- Birth name: Gustavo Adolfo Santander Lora
- Origin: Colombian
- Occupation(s): Composer and producer
- Years active: 2000–present
- Website: Official site in Spanish and English

= Gustavo Santander =

Colombian composer

Gustavo Adolfo Santander Lora is a Colombian composer who has had great success at international level. He has composed over 200 songs for major artists like David Bisbal, Alejandro Fernández, Cristian Castro, Diego Torres, Ricardo Montaner, Sergio Dalma, Luis Fonsi, Rocío Dúrcal, Jerry Rivera and Carlos Santana, among others. He is also the brother of composer and producer Kike Santander.

== Biography ==
He was born in Santiago de Cali, Colombia and he raised in La Flora, a typical upper-middle-class neighborhood of Cali. His father was doctor, poet and guitarist Flavio Santander and his mother is Judith. His brother is composer and producer Kike Santander.

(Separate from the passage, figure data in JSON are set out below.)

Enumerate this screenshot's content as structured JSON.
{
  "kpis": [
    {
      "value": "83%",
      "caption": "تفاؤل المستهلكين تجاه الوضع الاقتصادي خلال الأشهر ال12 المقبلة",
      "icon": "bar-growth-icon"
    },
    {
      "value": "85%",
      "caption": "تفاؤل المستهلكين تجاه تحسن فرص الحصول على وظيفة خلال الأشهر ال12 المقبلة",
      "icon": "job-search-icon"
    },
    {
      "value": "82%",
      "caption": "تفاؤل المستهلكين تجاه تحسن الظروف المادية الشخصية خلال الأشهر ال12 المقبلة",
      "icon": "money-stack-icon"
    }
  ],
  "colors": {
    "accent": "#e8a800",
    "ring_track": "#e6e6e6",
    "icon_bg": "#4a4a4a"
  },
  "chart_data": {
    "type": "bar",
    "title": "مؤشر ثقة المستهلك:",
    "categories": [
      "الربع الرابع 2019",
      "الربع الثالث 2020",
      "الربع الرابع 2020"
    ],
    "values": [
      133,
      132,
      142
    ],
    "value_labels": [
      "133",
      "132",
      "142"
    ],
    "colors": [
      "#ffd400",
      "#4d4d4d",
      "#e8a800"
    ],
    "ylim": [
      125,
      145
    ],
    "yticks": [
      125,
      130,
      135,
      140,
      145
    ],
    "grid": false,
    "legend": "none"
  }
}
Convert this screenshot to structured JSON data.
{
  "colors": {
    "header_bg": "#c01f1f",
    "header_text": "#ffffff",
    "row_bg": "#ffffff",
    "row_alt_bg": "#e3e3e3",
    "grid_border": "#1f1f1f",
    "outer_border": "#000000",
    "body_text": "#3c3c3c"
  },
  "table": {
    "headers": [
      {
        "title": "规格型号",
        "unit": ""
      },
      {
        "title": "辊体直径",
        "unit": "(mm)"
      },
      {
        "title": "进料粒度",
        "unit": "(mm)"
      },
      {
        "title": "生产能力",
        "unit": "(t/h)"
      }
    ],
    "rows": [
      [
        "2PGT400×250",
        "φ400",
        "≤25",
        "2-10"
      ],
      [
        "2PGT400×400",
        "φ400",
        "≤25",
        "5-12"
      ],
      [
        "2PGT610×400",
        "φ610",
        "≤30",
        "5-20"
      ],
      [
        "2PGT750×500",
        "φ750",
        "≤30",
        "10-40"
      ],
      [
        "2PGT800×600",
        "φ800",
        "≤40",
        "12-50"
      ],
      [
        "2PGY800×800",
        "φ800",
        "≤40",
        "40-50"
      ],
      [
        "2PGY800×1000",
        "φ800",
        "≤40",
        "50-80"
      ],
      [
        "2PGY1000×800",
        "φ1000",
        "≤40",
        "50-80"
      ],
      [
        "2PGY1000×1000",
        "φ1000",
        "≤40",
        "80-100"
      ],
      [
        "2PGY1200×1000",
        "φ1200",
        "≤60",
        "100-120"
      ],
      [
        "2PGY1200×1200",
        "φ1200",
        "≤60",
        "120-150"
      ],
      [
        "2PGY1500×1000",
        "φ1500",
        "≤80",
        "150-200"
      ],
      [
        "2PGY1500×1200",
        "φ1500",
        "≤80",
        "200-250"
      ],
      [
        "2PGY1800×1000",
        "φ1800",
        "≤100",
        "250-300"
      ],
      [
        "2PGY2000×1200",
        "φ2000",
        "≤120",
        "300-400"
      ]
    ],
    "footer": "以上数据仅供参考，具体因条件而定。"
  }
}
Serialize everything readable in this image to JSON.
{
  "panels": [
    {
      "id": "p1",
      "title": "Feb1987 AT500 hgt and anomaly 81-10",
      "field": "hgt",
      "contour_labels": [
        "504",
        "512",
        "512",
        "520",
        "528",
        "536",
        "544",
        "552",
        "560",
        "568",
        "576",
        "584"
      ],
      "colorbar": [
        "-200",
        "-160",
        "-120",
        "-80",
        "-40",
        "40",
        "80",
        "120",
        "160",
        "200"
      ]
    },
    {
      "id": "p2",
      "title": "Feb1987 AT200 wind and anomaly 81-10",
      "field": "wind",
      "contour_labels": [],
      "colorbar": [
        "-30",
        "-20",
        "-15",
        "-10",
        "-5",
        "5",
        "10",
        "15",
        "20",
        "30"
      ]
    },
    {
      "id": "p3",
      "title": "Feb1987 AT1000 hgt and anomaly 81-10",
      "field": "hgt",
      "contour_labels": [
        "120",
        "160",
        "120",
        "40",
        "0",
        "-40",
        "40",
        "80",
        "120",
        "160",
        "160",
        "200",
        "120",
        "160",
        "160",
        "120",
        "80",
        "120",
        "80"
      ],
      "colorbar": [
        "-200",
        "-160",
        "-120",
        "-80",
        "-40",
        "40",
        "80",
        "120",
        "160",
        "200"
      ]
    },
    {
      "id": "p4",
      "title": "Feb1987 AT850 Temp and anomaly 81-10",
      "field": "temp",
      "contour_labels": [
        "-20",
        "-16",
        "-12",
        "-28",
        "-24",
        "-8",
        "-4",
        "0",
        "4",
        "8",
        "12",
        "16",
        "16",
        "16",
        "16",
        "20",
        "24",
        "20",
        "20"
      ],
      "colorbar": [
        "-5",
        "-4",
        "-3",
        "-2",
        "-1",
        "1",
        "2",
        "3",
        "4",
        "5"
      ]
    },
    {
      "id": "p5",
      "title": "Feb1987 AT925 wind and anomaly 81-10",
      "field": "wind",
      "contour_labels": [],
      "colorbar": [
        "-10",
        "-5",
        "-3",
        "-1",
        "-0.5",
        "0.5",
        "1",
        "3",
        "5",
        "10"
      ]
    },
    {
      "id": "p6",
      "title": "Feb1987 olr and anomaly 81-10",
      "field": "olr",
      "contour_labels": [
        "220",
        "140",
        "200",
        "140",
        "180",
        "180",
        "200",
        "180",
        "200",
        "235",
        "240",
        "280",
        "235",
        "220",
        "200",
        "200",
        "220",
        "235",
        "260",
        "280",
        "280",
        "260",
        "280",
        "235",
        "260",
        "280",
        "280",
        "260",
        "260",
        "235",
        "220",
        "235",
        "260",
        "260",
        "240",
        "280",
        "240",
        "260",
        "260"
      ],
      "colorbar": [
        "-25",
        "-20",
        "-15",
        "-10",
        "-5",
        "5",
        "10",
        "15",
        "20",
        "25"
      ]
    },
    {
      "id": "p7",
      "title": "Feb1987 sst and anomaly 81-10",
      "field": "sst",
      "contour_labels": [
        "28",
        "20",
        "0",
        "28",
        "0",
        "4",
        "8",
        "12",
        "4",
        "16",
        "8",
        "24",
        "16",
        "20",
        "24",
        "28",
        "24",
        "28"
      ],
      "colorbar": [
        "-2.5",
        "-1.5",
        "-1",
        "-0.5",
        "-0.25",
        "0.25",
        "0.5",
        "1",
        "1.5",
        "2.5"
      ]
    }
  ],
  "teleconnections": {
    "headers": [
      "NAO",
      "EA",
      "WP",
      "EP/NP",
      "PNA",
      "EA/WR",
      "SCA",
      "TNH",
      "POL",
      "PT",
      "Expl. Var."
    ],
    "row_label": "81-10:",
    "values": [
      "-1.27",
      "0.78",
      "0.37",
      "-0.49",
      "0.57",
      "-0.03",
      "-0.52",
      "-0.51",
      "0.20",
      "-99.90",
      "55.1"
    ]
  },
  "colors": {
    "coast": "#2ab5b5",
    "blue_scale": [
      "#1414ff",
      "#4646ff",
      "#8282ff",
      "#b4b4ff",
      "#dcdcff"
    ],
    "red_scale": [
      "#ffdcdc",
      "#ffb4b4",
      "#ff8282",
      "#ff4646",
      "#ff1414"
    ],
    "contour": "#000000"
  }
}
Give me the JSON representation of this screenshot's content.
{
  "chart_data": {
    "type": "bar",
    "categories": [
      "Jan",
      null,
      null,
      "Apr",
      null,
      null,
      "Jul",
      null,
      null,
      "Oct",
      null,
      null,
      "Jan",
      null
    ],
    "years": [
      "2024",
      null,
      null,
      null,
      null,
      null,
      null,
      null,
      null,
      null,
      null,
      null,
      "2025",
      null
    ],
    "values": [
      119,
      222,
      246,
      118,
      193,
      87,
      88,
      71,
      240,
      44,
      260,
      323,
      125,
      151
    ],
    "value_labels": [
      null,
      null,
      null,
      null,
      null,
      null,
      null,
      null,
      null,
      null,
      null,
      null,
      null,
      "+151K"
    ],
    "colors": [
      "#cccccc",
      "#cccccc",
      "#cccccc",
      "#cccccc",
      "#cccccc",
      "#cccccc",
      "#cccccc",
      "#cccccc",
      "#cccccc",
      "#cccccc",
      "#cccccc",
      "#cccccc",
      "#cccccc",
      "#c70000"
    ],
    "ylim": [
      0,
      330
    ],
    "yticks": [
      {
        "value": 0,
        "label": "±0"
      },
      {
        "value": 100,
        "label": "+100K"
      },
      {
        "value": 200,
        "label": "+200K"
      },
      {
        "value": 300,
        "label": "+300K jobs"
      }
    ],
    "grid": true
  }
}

Gustavo Santander began his career as a composer in 2000. He was awarded three times by the American Society of Composers (ASCAP), at the Nokia Theatre Times Square in New York. In 2002 he was awarded for the song "Azul" (in Spanish: Blue), performed by Cristian Castro, in 2004 for the song "Entre el Delirio y la Locura" (Between Delirium and Madness), sung by Jennifer Peña, and in 2007 he received an award Regional Mexican category for the song "Se te olvidó" (you forgot), played by Pablo Montero´s Mexican artist.

To this must be added the 14 certifications Grammy for his participation in successful albums like Corazón Latino and Bulería of David Bisbal, MTV Unplugged and Un Mundo Diferente (A Different World) by Diego Torres, Men of Honor of Grupomania, Caramelito by Rocío Dúrcal" I will fall in love by Gisselle, and A Corazon Abierto by Alejandro Fernández, among others.

In 2007 Gustavo and Kike Santander worked together on Music Group in Miami in important musical projects as BATUKA, an album that combines music and aerobics. This album, released internationally, sold over a million copies in Spain alone. He now lives in Miami.